Kurosaki menolak mati-matian saat tangannya menelusup ke dalam celana pendeknya. Otaknya tau itu salah, dia tidak boleh menyentuh alat vitalnya sementara otaknya memikirkan sosok laki-laki, terlebih itu si kutu buku. Tapi Kurosaki tidak bisa —tidak mau— berhenti, tangannya tetap bergoyang. Dia menutup matanya, dia tidak membayangkan tengah berhubungan seks dengan si kutu buku, dia tidak cukup yakin bisa menahan suaranya jika imajinasi itu mencuat di otaknya. Dia hanya membayangkan si kutu buku. Senyumnya. Lirikan mata di belakang lensa kacamata kotaknya. Tangannya. Kurosaki membayangkan si kutu buku menyentuhnya. Tersenyum dan berbicara padanya di belakang atau di atap sekolah. Membayangkan mulut kecil itu membisikkan namanya.

"Ichigo."

Kurosaki mengintip ke bawah. Dia lupa kapan terakhir kali keluar sebanyak ini.

.


WONDERLUST


.

Pagi ini Kurosaki membolos. Ini bukan kali pertama ia membolos, tapi arah kaki yang melangkah ke perpustakaan saat jam pertama pagi hari adalah hal yang super langka. Bahkan Kami-sama akan bertepuk tangan di Surga.

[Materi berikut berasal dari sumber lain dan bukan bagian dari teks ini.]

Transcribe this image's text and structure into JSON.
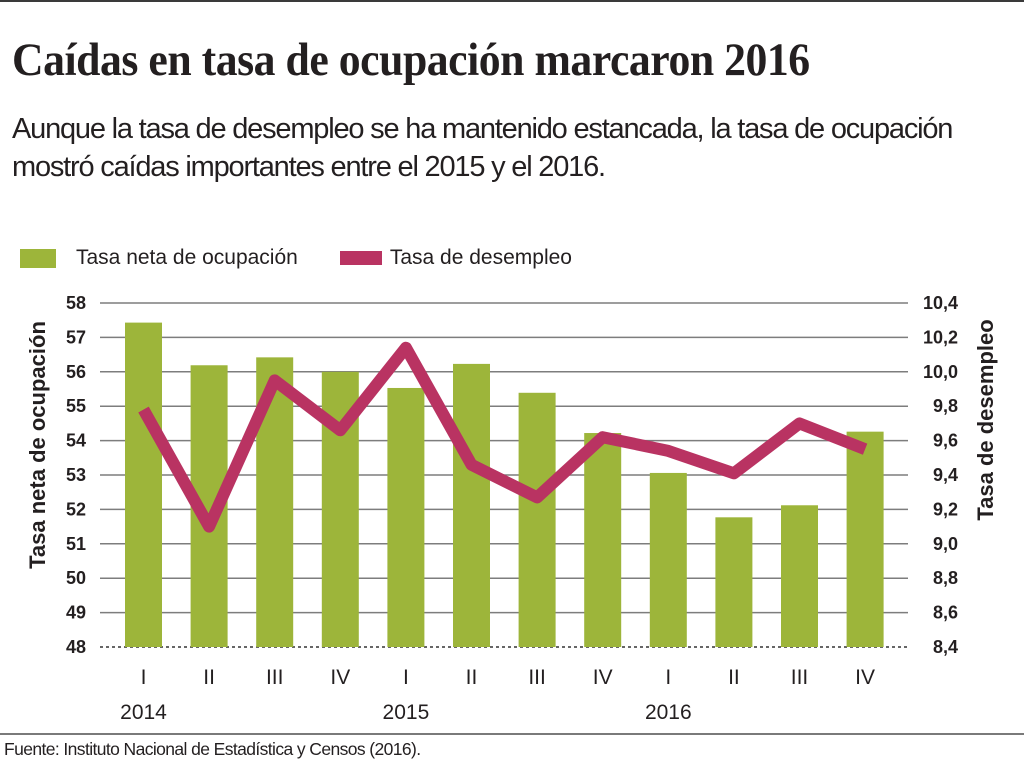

Setelah keluar dari toilet, Kurosaki mengintip ke lorong-lorong sekolah. Sepi. Bahkan pintu masuk perpustakaan kelihatan sangat sunyi. Kurosaki tidak menemukan dia di perpustakaan. Jelas saja, ini jam belajar, si kutu buku tidak akan membolos. Kurosaki merasa perlu memastikan ke dalam perpustakaan tapi dinding gengsinya cukup tangguh. Satu langkah lagi sebelum dia melangkah ke dalam perpustakaan, terhenti karena melihat guru konseling semalam tengah duduk di kursi barisan terdepan.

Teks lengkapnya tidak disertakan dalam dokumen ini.